Nieuwe pensioenregeling: sociale partners zijn in gesprek
Over de nieuwe pensioenregeling voor militairen wordt door Defensie gesproken met de vakbonden voor Defensiepersoneel. De nieuwe pensioenregeling voor de burgerambtenaren wordt besproken in de Pensioenkamer. Daar vindt het gezamenlijk overleg plaats tussen werkgevers en werknemers die de overheid en het onderwijs vertegenwoordigen.
Met ondersteuning van pensioenspecialisten praten Defensie en vakbonden al ruim een jaar over de verschillende elementen die het nieuwe pensioenstelsel allemaal met zich mee brengt. Uiteindelijk moeten de partijen daarover afspraken maken. Deze afspraken gaan over (1) de inhoud van de nieuwe regeling en (2) wat er gebeurt met de opgebouwde pensioenen.
-
De nieuwe pensioenregeling
Voor de nieuwe pensioenregeling maken de sociale partners onder andere afspraken over:
- de premie die werkgever en werknemer samen inleggen voor het ouderdoms- en partnerpensioen;
- het type pensioencontract;
- de hoogte van het partner- en wezenpensioen;
- het pensioen bij arbeidsongeschiktheid.

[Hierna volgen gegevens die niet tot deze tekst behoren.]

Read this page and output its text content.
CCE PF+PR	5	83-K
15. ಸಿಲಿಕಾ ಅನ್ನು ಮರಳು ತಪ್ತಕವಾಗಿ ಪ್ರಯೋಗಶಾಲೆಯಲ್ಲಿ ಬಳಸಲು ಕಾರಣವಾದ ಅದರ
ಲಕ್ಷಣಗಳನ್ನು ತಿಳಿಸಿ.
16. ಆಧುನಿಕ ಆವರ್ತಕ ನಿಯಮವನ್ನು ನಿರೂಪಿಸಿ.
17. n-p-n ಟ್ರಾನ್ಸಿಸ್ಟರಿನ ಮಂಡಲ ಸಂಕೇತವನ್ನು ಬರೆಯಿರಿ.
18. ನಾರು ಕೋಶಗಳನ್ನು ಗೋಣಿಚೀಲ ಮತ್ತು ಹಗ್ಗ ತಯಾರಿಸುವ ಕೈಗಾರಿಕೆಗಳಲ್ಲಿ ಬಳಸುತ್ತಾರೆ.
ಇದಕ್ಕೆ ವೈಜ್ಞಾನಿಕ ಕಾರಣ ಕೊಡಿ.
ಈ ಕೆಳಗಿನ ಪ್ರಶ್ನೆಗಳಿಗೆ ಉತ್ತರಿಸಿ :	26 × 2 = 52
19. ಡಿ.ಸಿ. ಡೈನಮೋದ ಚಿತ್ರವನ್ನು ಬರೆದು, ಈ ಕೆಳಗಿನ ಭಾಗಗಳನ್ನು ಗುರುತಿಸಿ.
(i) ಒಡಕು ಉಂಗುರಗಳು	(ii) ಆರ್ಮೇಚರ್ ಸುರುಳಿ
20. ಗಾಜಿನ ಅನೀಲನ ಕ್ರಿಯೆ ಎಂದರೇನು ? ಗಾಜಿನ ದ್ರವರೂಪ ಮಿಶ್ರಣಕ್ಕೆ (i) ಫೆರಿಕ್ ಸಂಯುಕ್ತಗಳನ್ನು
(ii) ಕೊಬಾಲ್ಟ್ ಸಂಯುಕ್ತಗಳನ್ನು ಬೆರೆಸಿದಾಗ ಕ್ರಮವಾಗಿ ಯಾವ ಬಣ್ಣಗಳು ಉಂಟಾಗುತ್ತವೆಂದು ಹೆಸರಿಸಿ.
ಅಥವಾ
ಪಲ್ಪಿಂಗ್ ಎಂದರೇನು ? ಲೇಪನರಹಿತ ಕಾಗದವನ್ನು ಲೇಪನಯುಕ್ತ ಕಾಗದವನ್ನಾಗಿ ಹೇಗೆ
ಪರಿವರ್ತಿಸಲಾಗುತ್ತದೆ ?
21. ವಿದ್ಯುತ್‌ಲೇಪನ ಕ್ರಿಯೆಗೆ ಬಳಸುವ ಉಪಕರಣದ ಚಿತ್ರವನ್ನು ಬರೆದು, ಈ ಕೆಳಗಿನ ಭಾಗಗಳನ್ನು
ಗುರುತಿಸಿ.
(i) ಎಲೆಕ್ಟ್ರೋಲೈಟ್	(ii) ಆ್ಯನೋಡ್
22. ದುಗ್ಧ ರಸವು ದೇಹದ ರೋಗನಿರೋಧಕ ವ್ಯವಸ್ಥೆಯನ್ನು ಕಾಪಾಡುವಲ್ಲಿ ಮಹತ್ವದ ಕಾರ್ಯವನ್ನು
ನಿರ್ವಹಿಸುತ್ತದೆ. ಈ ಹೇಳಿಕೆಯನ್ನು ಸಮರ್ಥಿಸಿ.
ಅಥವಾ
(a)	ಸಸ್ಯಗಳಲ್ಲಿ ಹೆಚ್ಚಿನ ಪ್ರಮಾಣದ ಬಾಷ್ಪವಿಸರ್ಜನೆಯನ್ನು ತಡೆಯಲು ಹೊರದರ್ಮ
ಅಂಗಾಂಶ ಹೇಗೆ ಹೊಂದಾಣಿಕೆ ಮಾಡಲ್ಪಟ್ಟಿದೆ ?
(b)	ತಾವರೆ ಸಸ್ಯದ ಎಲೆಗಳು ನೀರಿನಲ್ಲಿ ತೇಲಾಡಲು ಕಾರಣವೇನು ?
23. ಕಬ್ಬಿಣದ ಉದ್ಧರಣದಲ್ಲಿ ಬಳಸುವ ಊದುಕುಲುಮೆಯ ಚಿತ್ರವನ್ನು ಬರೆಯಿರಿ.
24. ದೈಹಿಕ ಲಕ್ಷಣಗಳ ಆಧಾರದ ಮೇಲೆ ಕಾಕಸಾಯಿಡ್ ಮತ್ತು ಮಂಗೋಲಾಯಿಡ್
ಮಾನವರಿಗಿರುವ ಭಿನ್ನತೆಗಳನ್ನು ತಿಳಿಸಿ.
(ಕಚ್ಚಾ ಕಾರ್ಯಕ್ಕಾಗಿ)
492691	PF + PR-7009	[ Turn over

Daarnaast moeten de sociale partners bepalen hoe de huidige eigenstandige pensioenregeling voor militairen vorm te gegeven in het nieuwe pensioenstelsel.
Premie-inleg
Onder het huidige pensioenstelsel maken de sociale partners afspraken over de hoogte van de uitkering vanaf de pensioendatum. Op basis daarvan bepaalt ABP ieder jaar de hoogte van de pensioenpremie die werkgever en werknemer moeten betalen.

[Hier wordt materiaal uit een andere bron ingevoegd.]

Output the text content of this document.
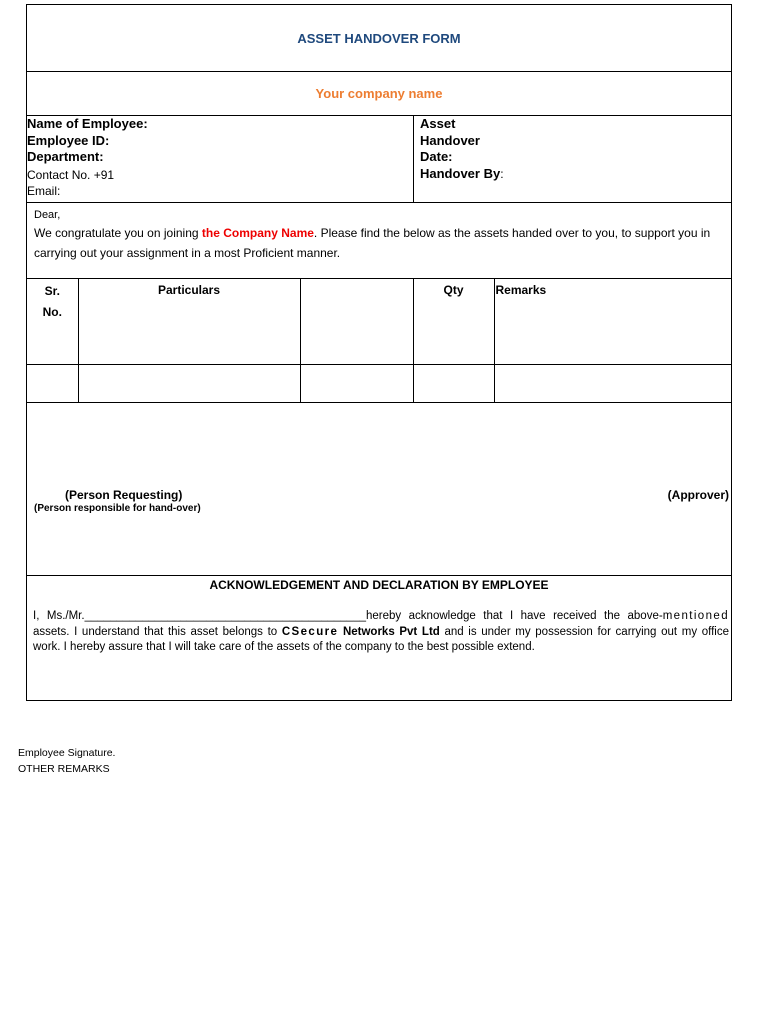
ASSET HANDOVER FORM
Your company name
Name of Employee:
Employee ID:
Department:
Contact No. +91
Email:
Asset
Handover
Date:
Handover By:

Dear,

We congratulate you on joining the Company Name. Please find the below as the assets handed over to you, to support you in carrying out your assignment in a most Proficient manner.

Sr.
No.	Particulars		Qty	Remarks

(Person Requesting)
(Person responsible for hand-over)
(Approver)
ACKNOWLEDGEMENT AND DECLARATION BY EMPLOYEE
I, Ms./Mr.____________________________________________hereby acknowledge that I have received the above-mentioned assets. I understand that this asset belongs to CSecure Networks Pvt Ltd and is under my possession for carrying out my office work. I hereby assure that I will take care of the assets of the company to the best possible extend.
Employee Signature.
OTHER REMARKS
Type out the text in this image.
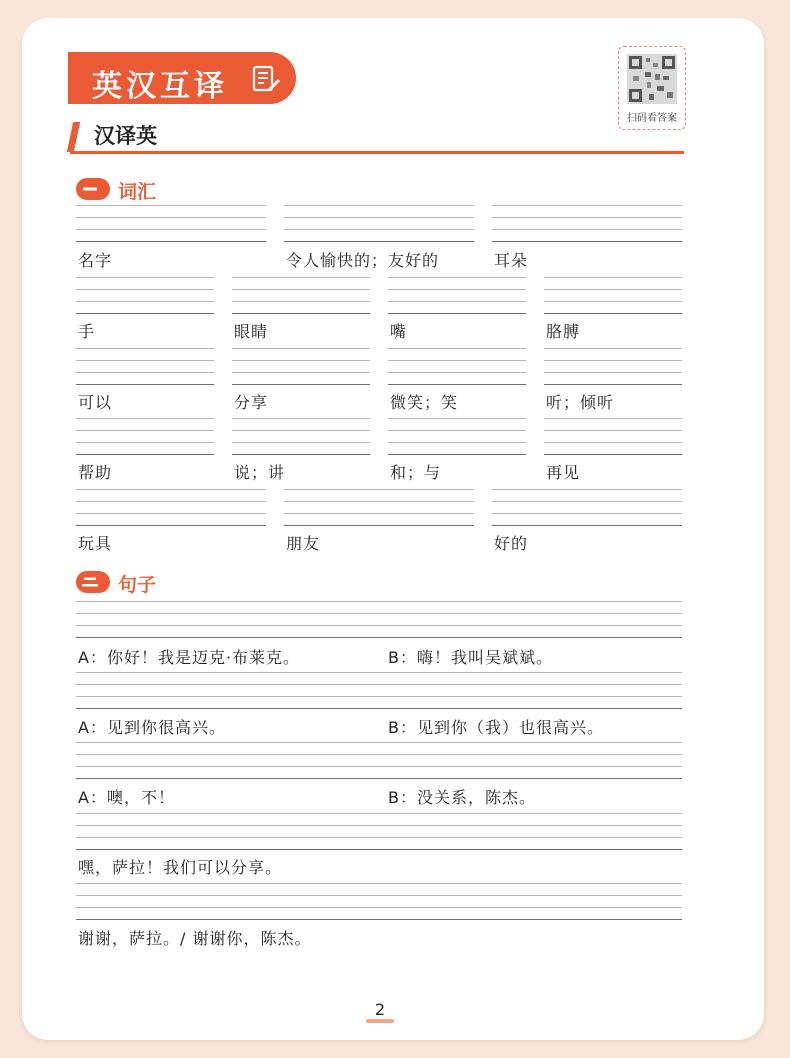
英汉互译
扫码看答案
汉译英
词汇
名字	令人愉快的；友好的	耳朵
手	眼睛	嘴	胳膊
可以	分享	微笑；笑	听；倾听
帮助	说；讲	和；与	再见
玩具	朋友	好的
句子
A：你好！我是迈克·布莱克。	B：嗨！我叫吴斌斌。
A：见到你很高兴。	B：见到你（我）也很高兴。
A：噢，不！	B：没关系，陈杰。
嘿，萨拉！我们可以分享。
谢谢，萨拉。/ 谢谢你，陈杰。
2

In het nieuwe pensioenstelsel maken sociale partners afspraken over de hoogte van de premie die werkgever en werknemer samen inleggen. Met deze premie-inleg en de rendementen die ABP via beleggingen behaalt, bouwt een medewerker een persoonlijk pensioenvermogen op. Op de pensioendatum rekent ABP aan de hand van het opgebouwde pensioenvermogen uit hoe hoog de uitkering dan is, die levenslang maandelijks wordt uitgekeerd.
Type pensioencontract
De manier waarop in het nieuwe pensioenstelsel het persoonlijk pensioenvermogen zich ontwikkelt is ook afhankelijk van het type pensioencontract. Er kan gekozen worden voor een solidaire premieregeling of een flexibele premieregeling. Het vertrekpunt van denken voor sociale partners is de huidige pensioenregeling. Die kent een grote mate van solidariteit. Tot op heden zijn sociale partners, in de analyses die ze hebben uitgevoerd, niet op bezwaren gestuit om ook straks voor een solidaire regeling te kiezen.

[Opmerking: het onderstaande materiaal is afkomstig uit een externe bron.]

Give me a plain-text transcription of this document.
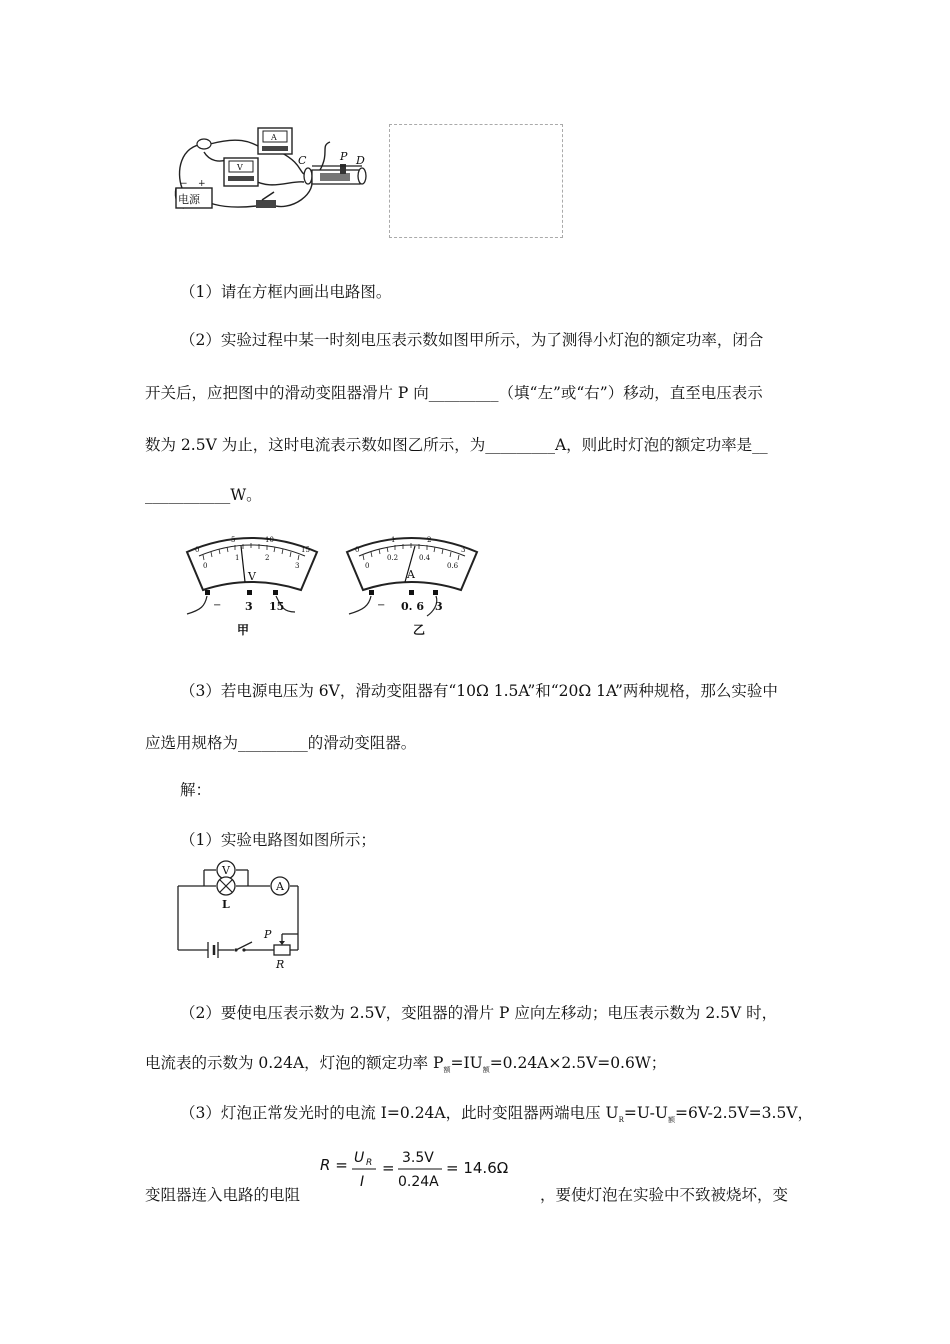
电源
− +
A
V
C	P D
（1）请在方框内画出电路图。
（2）实验过程中某一时刻电压表示数如图甲所示，为了测得小灯泡的额定功率，闭合
开关后，应把图中的滑动变阻器滑片 P 向_________（填“左”或“右”）移动，直至电压表示
数为 2.5V 为止，这时电流表示数如图乙所示，为_________A，则此时灯泡的额定功率是__
___________W。
0
5	10
15
0
1	2
3
V
− 3 15
甲
0
1	2
3
0
0.2	0.4
0.6
A
− 0. 6 3
乙
（3）若电源电压为 6V，滑动变阻器有“10Ω 1.5A”和“20Ω 1A”两种规格，那么实验中
应选用规格为_________的滑动变阻器。
解：
（1）实验电路图如图所示；
V
L
A
P
R
（2）要使电压表示数为 2.5V，变阻器的滑片 P 应向左移动；电压表示数为 2.5V 时，
电流表的示数为 0.24A，灯泡的额定功率 $P_额=IU_额=0.24A\times 2.5V=0.6W$；
（3）灯泡正常发光时的电流 I=0.24A，此时变阻器两端电压 $U_R=U-U_额=6V-2.5V=3.5V$，
R = U R
I
=
3.5V
0.24A
= 14.6Ω
变阻器连入电路的电阻	，要使灯泡在实验中不致被烧坏，变
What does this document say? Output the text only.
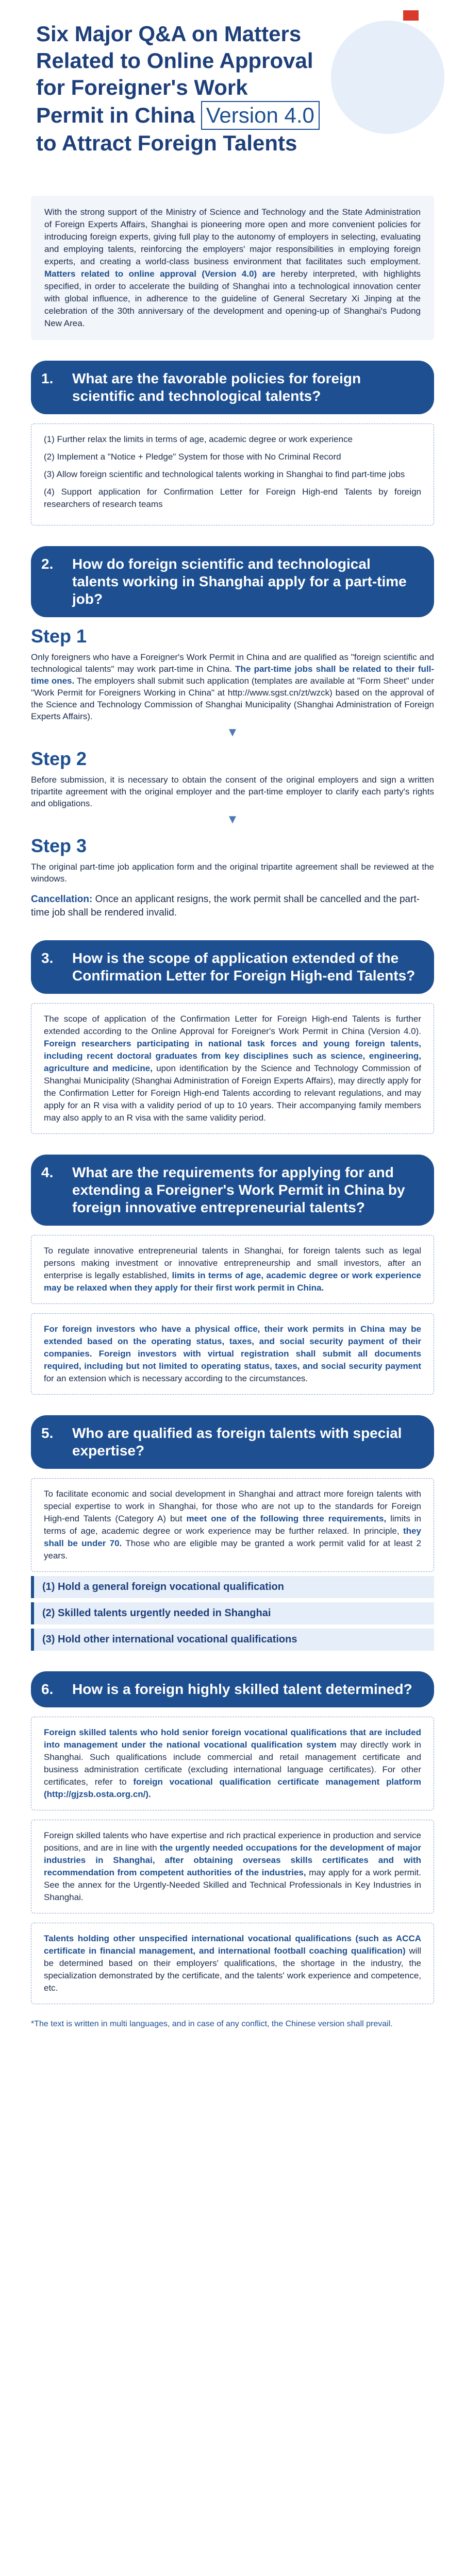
Six Major Q&A on Matters
Related to Online Approval
for Foreigner's Work
Permit in China Version 4.0
to Attract Foreign Talents
With the strong support of the Ministry of Science and Technology and the State Administration of Foreign Experts Affairs, Shanghai is pioneering more open and more convenient policies for introducing foreign experts, giving full play to the autonomy of employers in selecting, evaluating and employing talents, reinforcing the employers' major responsibilities in employing foreign experts, and creating a world-class business environment that facilitates such employment. Matters related to online approval (Version 4.0) are hereby interpreted, with highlights specified, in order to accelerate the building of Shanghai into a technological innovation center with global influence, in adherence to the guideline of General Secretary Xi Jinping at the celebration of the 30th anniversary of the development and opening-up of Shanghai's Pudong New Area.
1. What are the favorable policies for foreign scientific and technological talents?

(1) Further relax the limits in terms of age, academic degree or work experience

(2) Implement a "Notice + Pledge" System for those with No Criminal Record

(3) Allow foreign scientific and technological talents working in Shanghai to find part-time jobs

(4) Support application for Confirmation Letter for Foreign High-end Talents by foreign researchers of research teams

2. How do foreign scientific and technological talents working in Shanghai apply for a part-time job?
Step 1
Only foreigners who have a Foreigner's Work Permit in China and are qualified as "foreign scientific and technological talents" may work part-time in China. The part-time jobs shall be related to their full-time ones. The employers shall submit such application (templates are available at "Form Sheet" under "Work Permit for Foreigners Working in China" at http://www.sgst.cn/zt/wzck) based on the approval of the Science and Technology Commission of Shanghai Municipality (Shanghai Administration of Foreign Experts Affairs).
▼
Step 2
Before submission, it is necessary to obtain the consent of the original employers and sign a written tripartite agreement with the original employer and the part-time employer to clarify each party's rights and obligations.
▼
Step 3
The original part-time job application form and the original tripartite agreement shall be reviewed at the windows.
Cancellation: Once an applicant resigns, the work permit shall be cancelled and the part-time job shall be rendered invalid.
3. How is the scope of application extended of the Confirmation Letter for Foreign High-end Talents?
The scope of application of the Confirmation Letter for Foreign High-end Talents is further extended according to the Online Approval for Foreigner's Work Permit in China (Version 4.0). Foreign researchers participating in national task forces and young foreign talents, including recent doctoral graduates from key disciplines such as science, engineering, agriculture and medicine, upon identification by the Science and Technology Commission of Shanghai Municipality (Shanghai Administration of Foreign Experts Affairs), may directly apply for the Confirmation Letter for Foreign High-end Talents according to relevant regulations, and may apply for an R visa with a validity period of up to 10 years. Their accompanying family members may also apply to an R visa with the same validity period.
4. What are the requirements for applying for and extending a Foreigner's Work Permit in China by foreign innovative entrepreneurial talents?
To regulate innovative entrepreneurial talents in Shanghai, for foreign talents such as legal persons making investment or innovative entrepreneurship and small investors, after an enterprise is legally established, limits in terms of age, academic degree or work experience may be relaxed when they apply for their first work permit in China.
For foreign investors who have a physical office, their work permits in China may be extended based on the operating status, taxes, and social security payment of their companies. Foreign investors with virtual registration shall submit all documents required, including but not limited to operating status, taxes, and social security payment for an extension which is necessary according to the circumstances.
5. Who are qualified as foreign talents with special expertise?
To facilitate economic and social development in Shanghai and attract more foreign talents with special expertise to work in Shanghai, for those who are not up to the standards for Foreign High-end Talents (Category A) but meet one of the following three requirements, limits in terms of age, academic degree or work experience may be further relaxed. In principle, they shall be under 70. Those who are eligible may be granted a work permit valid for at least 2 years.
(1) Hold a general foreign vocational qualification
(2) Skilled talents urgently needed in Shanghai
(3) Hold other international vocational qualifications
6. How is a foreign highly skilled talent determined?
Foreign skilled talents who hold senior foreign vocational qualifications that are included into management under the national vocational qualification system may directly work in Shanghai. Such qualifications include commercial and retail management certificate and business administration certificate (excluding international language certificates). For other certificates, refer to foreign vocational qualification certificate management platform (http://gjzsb.osta.org.cn/).
Foreign skilled talents who have expertise and rich practical experience in production and service positions, and are in line with the urgently needed occupations for the development of major industries in Shanghai, after obtaining overseas skills certificates and with recommendation from competent authorities of the industries, may apply for a work permit. See the annex for the Urgently-Needed Skilled and Technical Professionals in Key Industries in Shanghai.
Talents holding other unspecified international vocational qualifications (such as ACCA certificate in financial management, and international football coaching qualification) will be determined based on their employers' qualifications, the shortage in the industry, the specialization demonstrated by the certificate, and the talents' work experience and competence, etc.
*The text is written in multi languages, and in case of any conflict, the Chinese version shall prevail.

Nabestaandenpensioen (partner- en wezenpensioen)
Ook de regels voor het nabestaandenpensioen gaan sterk veranderen. Dit met als doel de achterblijver(s) financieel beter te beschermen. De sociale partners hebben verkend wat de nieuwe regels precies betekenen, waarbij zij die ook vergelijken met de huidige situatie. Vooral het nabestaandenpensioen bij overlijden vóór pensioendatum wordt anders ingericht; de uitkering aan de nabestaanden is straks niet meer afhankelijk van het aantal jaren dat de overledene heeft gewerkt bij Defensie, maar alleen afhankelijk van het pensioengevend salaris op moment van overlijden.
Arbeidsongeschiktheidspensioen
Tenslotte bekijken de sociale partners wat de nieuwe pensioenregeling betekent voor het arbeidsongeschiktheidspensioen. Voor militairen is het arbeidsongeschiktheidspensioen vastgelegd in aparte regelgeving, die in beginsel niet wordt geraakt door het nieuwe pensioenstelsel. Sociale partners willen dit toch nader bestuderen om te bezien of deze regelgeving nog aansluit bij de wensen van sociale partners en personeel.
Hoe nu verder?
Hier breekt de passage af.